Bem, sem muitas delongas, o sistema Stephenson foi criado, como seu nome ja diz, por Robert Stephenson. Realmente não conheço a história de tal criação, é uma falha, concordo, mas ha tanto a se estudar sobre locomotivas a vapor que algumas coisas fogem ao nosso alcance.
O que posso dizer, tecnicamente, é que esse sistema é tão bom que foi largamente utilizado no planeta inteiro por diversos fabricantes de locomotivas a vapor.
É um sistema muito presciso, de fino ajuste “na marcha”. É assim pois tem menos pontos de desgaste, perto de outros sistemas reversores. Menos desgaste, menos folgas, menos bateção de peças, etc.
O principio é o seguinte: São dois colares (ou violas, pois tem um formato parecido) presos em um exêntrico cada em cada lado do eixo, esses são ligados por pequenas bielas no “link” (ou quadrante), um em cima e outro em baixo. Um dos colares faz o movimento avante, e o outro o movimento à ré, dependendo da posição que ele esta. Esta posição quem define é a alavanca de marcha. Movendo-a para frente, coloca-se o link “para baixo”, sofrendo influência de apenas um dos colares – de movimento avante. Movimenta-se a alavanda pra tráz, ela puxa o link pra cima sendo influênciado pelo outro colar. Não vou entrar no mérito de “recuar a marcha”, mas quanto mais proximo ao centro a alavanca estiver, mais influênciado pelos dois colares o link estará, e menor será o movimento de abertura e fechamento das luzes de admissão na valvúla, isso regula a expansão do vapor no cilindro, basicamente assim. Poderiamos ainda falar sobre o recobrimento, sobre os tipos de barras cruzadas e suas afetações na admissão, sistemas externos utilizados pelas locs alemãs, etc etc… isso é tema pra tese de doutorado!
Voltando as peças, pois bem. No link encontramos o dado, ou cepo, ou galé, que é a peça que transmite o movimento de vai-e-vem para um outro conjunto de alavancas que, ai sim, movimentam a valvula deslizante sobre o cilindro, abrindo e fechando as luzes de admissão. Este dado esta conectado a uma peça que conheço pelo nome de “hoker”, uma especie de manivela presa a um mancal, que é conectada a haste da válvula.

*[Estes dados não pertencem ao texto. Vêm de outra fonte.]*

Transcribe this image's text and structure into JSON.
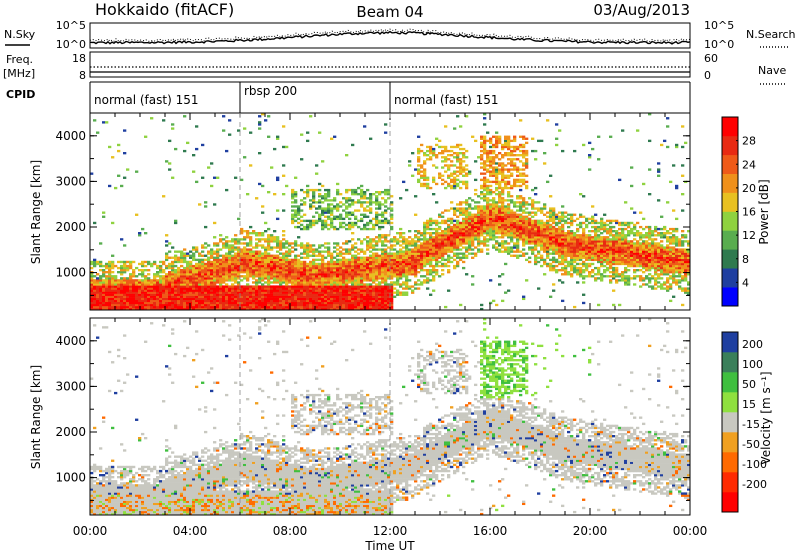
{
  "header": {
    "station": "Hokkaido (fitACF)",
    "beam": "Beam 04",
    "date": "03/Aug/2013"
  },
  "noise_panel": {
    "left_label": "N.Sky",
    "right_label": "N.Search",
    "left_ticks": [
      "10^5",
      "10^0"
    ],
    "right_ticks": [
      "10^5",
      "10^0"
    ]
  },
  "freq_panel": {
    "left_label_1": "Freq.",
    "left_label_2": "[MHz]",
    "right_label": "Nave",
    "left_ticks": [
      "18",
      "8"
    ],
    "right_ticks": [
      "60",
      "0"
    ]
  },
  "cpid": {
    "label": "CPID",
    "segments": [
      {
        "start_hour": 0,
        "end_hour": 6,
        "name": "normal (fast) 151"
      },
      {
        "start_hour": 6,
        "end_hour": 12,
        "name": "rbsp 200"
      },
      {
        "start_hour": 12,
        "end_hour": 24,
        "name": "normal (fast) 151"
      }
    ]
  },
  "chart_data": [
    {
      "type": "heatmap",
      "quantity": "power",
      "ylabel": "Slant Range [km]",
      "yticks": [
        "1000",
        "2000",
        "3000",
        "4000"
      ],
      "ylim": [
        180,
        4500
      ],
      "xlim": [
        0,
        24
      ],
      "colorbar": {
        "label": "Power [dB]",
        "ticks": [
          "4",
          "8",
          "12",
          "16",
          "20",
          "24",
          "28"
        ],
        "range": [
          0,
          32
        ],
        "colors": [
          "#0000ff",
          "#1f3fa0",
          "#2f7a4f",
          "#59ad4f",
          "#8fd23f",
          "#e8c020",
          "#f0901a",
          "#ef5a18",
          "#e82a12",
          "#ff0000"
        ]
      }
    },
    {
      "type": "heatmap",
      "quantity": "velocity",
      "ylabel": "Slant Range [km]",
      "yticks": [
        "1000",
        "2000",
        "3000",
        "4000"
      ],
      "ylim": [
        180,
        4500
      ],
      "xlim": [
        0,
        24
      ],
      "xticks": [
        "00:00",
        "04:00",
        "08:00",
        "12:00",
        "16:00",
        "20:00",
        "00:00"
      ],
      "xlabel": "Time UT",
      "colorbar": {
        "label": "Velocity [m s⁻¹]",
        "ticks": [
          "200",
          "100",
          "50",
          "15",
          "-15",
          "-50",
          "-100",
          "-200"
        ],
        "colors": [
          "#1f3fa0",
          "#3a7f5a",
          "#3fbf3f",
          "#8fe03f",
          "#c8c8c0",
          "#f0a020",
          "#ff6a00",
          "#ff2a00",
          "#ff0000"
        ]
      }
    }
  ]
}
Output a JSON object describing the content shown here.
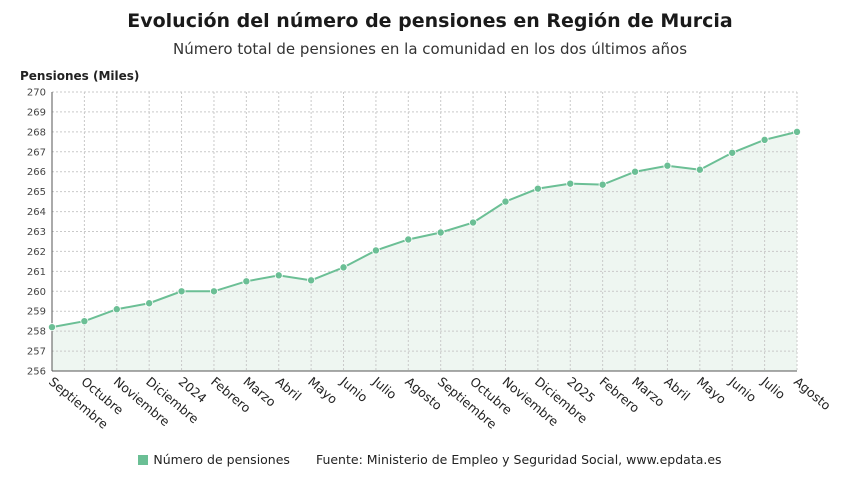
{
  "title": "Evolución del número de pensiones en Región de Murcia",
  "subtitle": "Número total de pensiones en la comunidad en los dos últimos años",
  "legend": {
    "label": "Número de pensiones"
  },
  "source": "Fuente: Ministerio de Empleo y Seguridad Social, www.epdata.es",
  "colors": {
    "series": "#6bbf95",
    "area": "#eef6f1",
    "grid": "#c9c9c9",
    "axis": "#555555"
  },
  "chart_data": {
    "type": "area",
    "ylabel": "Pensiones (Miles)",
    "xlabel": "",
    "ylim": [
      256,
      270
    ],
    "yticks": [
      256,
      257,
      258,
      259,
      260,
      261,
      262,
      263,
      264,
      265,
      266,
      267,
      268,
      269,
      270
    ],
    "grid": true,
    "legend_position": "bottom",
    "categories": [
      "Septiembre",
      "Octubre",
      "Noviembre",
      "Diciembre",
      "2024",
      "Febrero",
      "Marzo",
      "Abril",
      "Mayo",
      "Junio",
      "Julio",
      "Agosto",
      "Septiembre",
      "Octubre",
      "Noviembre",
      "Diciembre",
      "2025",
      "Febrero",
      "Marzo",
      "Abril",
      "Mayo",
      "Junio",
      "Julio",
      "Agosto"
    ],
    "series": [
      {
        "name": "Número de pensiones",
        "values": [
          258.2,
          258.5,
          259.1,
          259.4,
          260.0,
          260.0,
          260.5,
          260.8,
          260.55,
          261.2,
          262.05,
          262.6,
          262.95,
          263.45,
          264.5,
          265.15,
          265.4,
          265.35,
          266.0,
          266.3,
          266.1,
          266.95,
          267.6,
          268.0
        ]
      }
    ]
  }
}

Parece tudo muito complicado, mas na verdade não é. Vide desenhos, compare as informações e nomes com os descritos no desenho, e imagine o movimento.

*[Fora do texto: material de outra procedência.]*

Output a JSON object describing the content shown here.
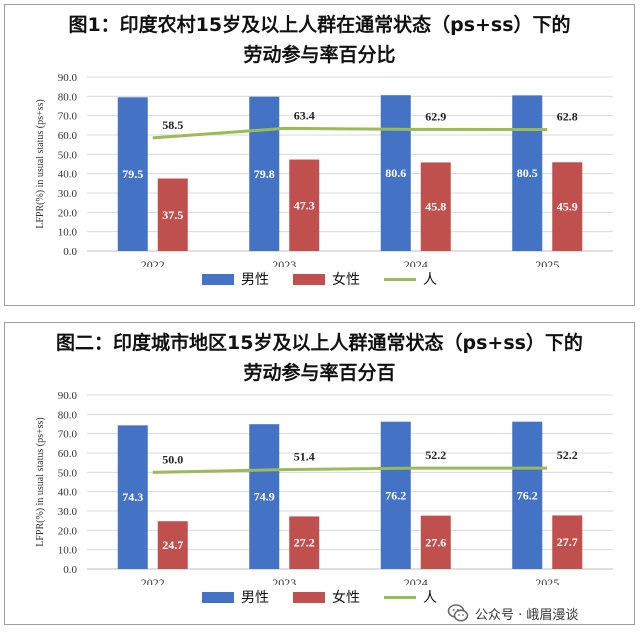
{
  "colors": {
    "male": "#4472c4",
    "female": "#c0504d",
    "all": "#9bbb59"
  },
  "legend": {
    "male": "男性",
    "female": "女性",
    "all": "人"
  },
  "watermark": {
    "text": "公众号 · 峨眉漫谈",
    "icon": "wechat-icon"
  },
  "charts": [
    {
      "title_line1": "图1：印度农村15岁及以上人群在通常状态（ps+ss）下的",
      "title_line2": "劳动参与率百分比"
    },
    {
      "title_line1": "图二：印度城市地区15岁及以上人群通常状态（ps+ss）下的",
      "title_line2": "劳动参与率百分百"
    }
  ],
  "chart_data": [
    {
      "type": "bar",
      "title": "图1：印度农村15岁及以上人群在通常状态（ps+ss）下的劳动参与率百分比",
      "ylabel": "LFPR(%)  in usual status (ps+ss)",
      "ylim": [
        0,
        90
      ],
      "yticks": [
        "0.0",
        "10.0",
        "20.0",
        "30.0",
        "40.0",
        "50.0",
        "60.0",
        "70.0",
        "80.0",
        "90.0"
      ],
      "categories": [
        "2022",
        "2023",
        "2024",
        "2025"
      ],
      "series": [
        {
          "name": "男性",
          "type": "bar",
          "values": [
            79.5,
            79.8,
            80.6,
            80.5
          ],
          "labels": [
            "79.5",
            "79.8",
            "80.6",
            "80.5"
          ]
        },
        {
          "name": "女性",
          "type": "bar",
          "values": [
            37.5,
            47.3,
            45.8,
            45.9
          ],
          "labels": [
            "37.5",
            "47.3",
            "45.8",
            "45.9"
          ]
        },
        {
          "name": "人",
          "type": "line",
          "values": [
            58.5,
            63.4,
            62.9,
            62.8
          ],
          "labels": [
            "58.5",
            "63.4",
            "62.9",
            "62.8"
          ]
        }
      ],
      "grid": true,
      "legend_position": "bottom"
    },
    {
      "type": "bar",
      "title": "图二：印度城市地区15岁及以上人群通常状态（ps+ss）下的劳动参与率百分百",
      "ylabel": "LFPR(%)  in usual status (ps+ss)",
      "ylim": [
        0,
        90
      ],
      "yticks": [
        "0.0",
        "10.0",
        "20.0",
        "30.0",
        "40.0",
        "50.0",
        "60.0",
        "70.0",
        "80.0",
        "90.0"
      ],
      "categories": [
        "2022",
        "2023",
        "2024",
        "2025"
      ],
      "series": [
        {
          "name": "男性",
          "type": "bar",
          "values": [
            74.3,
            74.9,
            76.2,
            76.2
          ],
          "labels": [
            "74.3",
            "74.9",
            "76.2",
            "76.2"
          ]
        },
        {
          "name": "女性",
          "type": "bar",
          "values": [
            24.7,
            27.2,
            27.6,
            27.7
          ],
          "labels": [
            "24.7",
            "27.2",
            "27.6",
            "27.7"
          ]
        },
        {
          "name": "人",
          "type": "line",
          "values": [
            50.0,
            51.4,
            52.2,
            52.2
          ],
          "labels": [
            "50.0",
            "51.4",
            "52.2",
            "52.2"
          ]
        }
      ],
      "grid": true,
      "legend_position": "bottom"
    }
  ]
}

O desenho segue anexo ao do cilindro, visto em corte, para terem uma ideia de como são os cavernames da fundição, e por onde o vapor passa. Este cilindro tem sua valvula do tipo “slide” (deslizante). Esse nome deu origem ao abrasileiramento da coisa, que hoje escutamos generalizadamente por “cilaide”. Portanto a “slide valve” tornou-se o brasileiro cilaide, simples!
Outra coisa que não podemos deixar de falar. O sistema Stephenson também evoluiu e caiu no obsoletismo, por um simples fato. Sua manutenção eram mais chata, ja que, em 90% deles eram internos ao longerão (chassis), e a maquina deveria sempre ir pra uma vala em uma oficina pra ser feita sua manutenção.

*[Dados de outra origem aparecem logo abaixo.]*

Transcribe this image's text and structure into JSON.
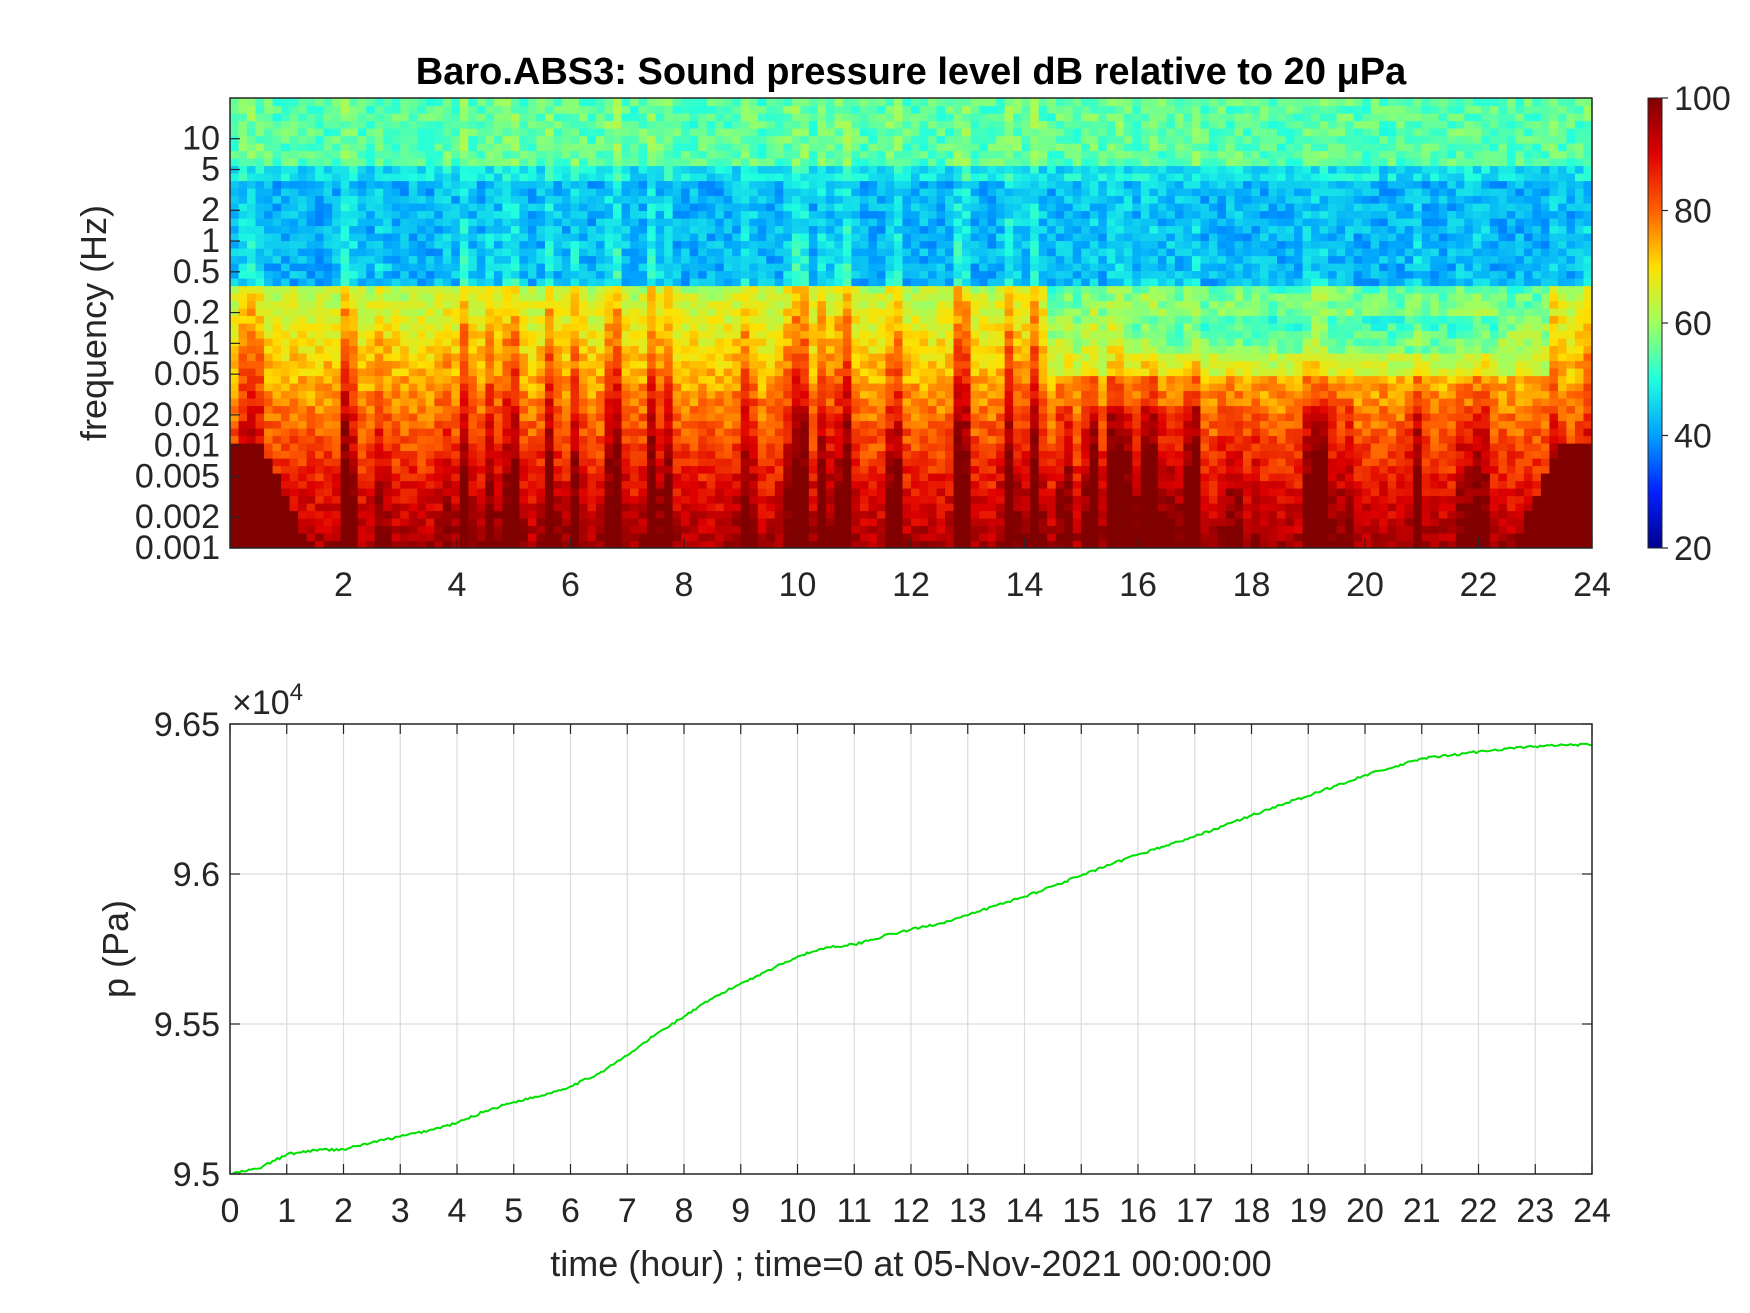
{
  "colors": {
    "background": "#ffffff",
    "axis": "#262626",
    "grid": "#dcdcdc",
    "line": "#00e000",
    "colormap": [
      "#00008f",
      "#0020ff",
      "#00a0ff",
      "#20ffdf",
      "#a0ff60",
      "#ffe000",
      "#ff6000",
      "#df0000",
      "#800000"
    ]
  },
  "chart_data": [
    {
      "type": "heatmap",
      "title": "Baro.ABS3: Sound pressure level dB relative to 20 μPa",
      "ylabel": "frequency (Hz)",
      "xlabel": "",
      "x_range": [
        0,
        24
      ],
      "x_ticks": [
        "2",
        "4",
        "6",
        "8",
        "10",
        "12",
        "14",
        "16",
        "18",
        "20",
        "22",
        "24"
      ],
      "y_scale": "log",
      "y_range": [
        0.001,
        25
      ],
      "y_ticks": [
        "0.001",
        "0.002",
        "0.005",
        "0.01",
        "0.02",
        "0.05",
        "0.1",
        "0.2",
        "0.5",
        "1",
        "2",
        "5",
        "10"
      ],
      "colorbar": {
        "range": [
          20,
          100
        ],
        "ticks": [
          "20",
          "40",
          "60",
          "80",
          "100"
        ]
      },
      "colormap": "jet",
      "grid": false
    },
    {
      "type": "line",
      "title": "",
      "xlabel": "time (hour) ; time=0 at 05-Nov-2021 00:00:00",
      "ylabel": "p (Pa)",
      "y_multiplier": "×10",
      "y_multiplier_exp": "4",
      "xlim": [
        0,
        24
      ],
      "ylim": [
        9.5,
        9.65
      ],
      "x_ticks": [
        "0",
        "1",
        "2",
        "3",
        "4",
        "5",
        "6",
        "7",
        "8",
        "9",
        "10",
        "11",
        "12",
        "13",
        "14",
        "15",
        "16",
        "17",
        "18",
        "19",
        "20",
        "21",
        "22",
        "23",
        "24"
      ],
      "y_ticks": [
        "9.5",
        "9.55",
        "9.6",
        "9.65"
      ],
      "grid": true,
      "series": [
        {
          "x": [
            0,
            0.5,
            1,
            1.5,
            2,
            2.5,
            3,
            3.5,
            4,
            4.5,
            5,
            5.5,
            6,
            6.5,
            7,
            7.5,
            8,
            8.5,
            9,
            9.5,
            10,
            10.5,
            11,
            11.5,
            12,
            12.5,
            13,
            13.5,
            14,
            14.5,
            15,
            15.5,
            16,
            16.5,
            17,
            17.5,
            18,
            18.5,
            19,
            19.5,
            20,
            20.5,
            21,
            21.5,
            22,
            22.5,
            23,
            23.5,
            24
          ],
          "y": [
            9.5,
            9.5018,
            9.5065,
            9.508,
            9.5082,
            9.5105,
            9.5125,
            9.5145,
            9.517,
            9.521,
            9.524,
            9.5262,
            9.5292,
            9.5335,
            9.5395,
            9.5465,
            9.5525,
            9.5585,
            9.5635,
            9.568,
            9.5725,
            9.5755,
            9.5765,
            9.5792,
            9.5815,
            9.5835,
            9.5862,
            9.5895,
            9.5925,
            9.596,
            9.5995,
            9.603,
            9.6065,
            9.6095,
            9.6125,
            9.616,
            9.6195,
            9.623,
            9.626,
            9.6295,
            9.633,
            9.6355,
            9.6385,
            9.6395,
            9.6408,
            9.6418,
            9.6425,
            9.643,
            9.643
          ]
        }
      ]
    }
  ]
}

Quando o outro famosissimo sistema “Whashertz” foi colocado em ação, ele vinha com o advendo de ter todas as suas braçagens externas ao longerão. A manutenção poderia ser dada em qualquer lugar, em qualquer hora. O movimento deste é lindo, e classico, parece um balé mecânico, mas ele é mais impresciso pois tem mais pontos de atrito, só que isso é outra história.
Gosto dos dois tipos, são os mais classicos e os mais bonitos. Com o tempo, vou estudar mais e aprender mais sobre eles, Abraços!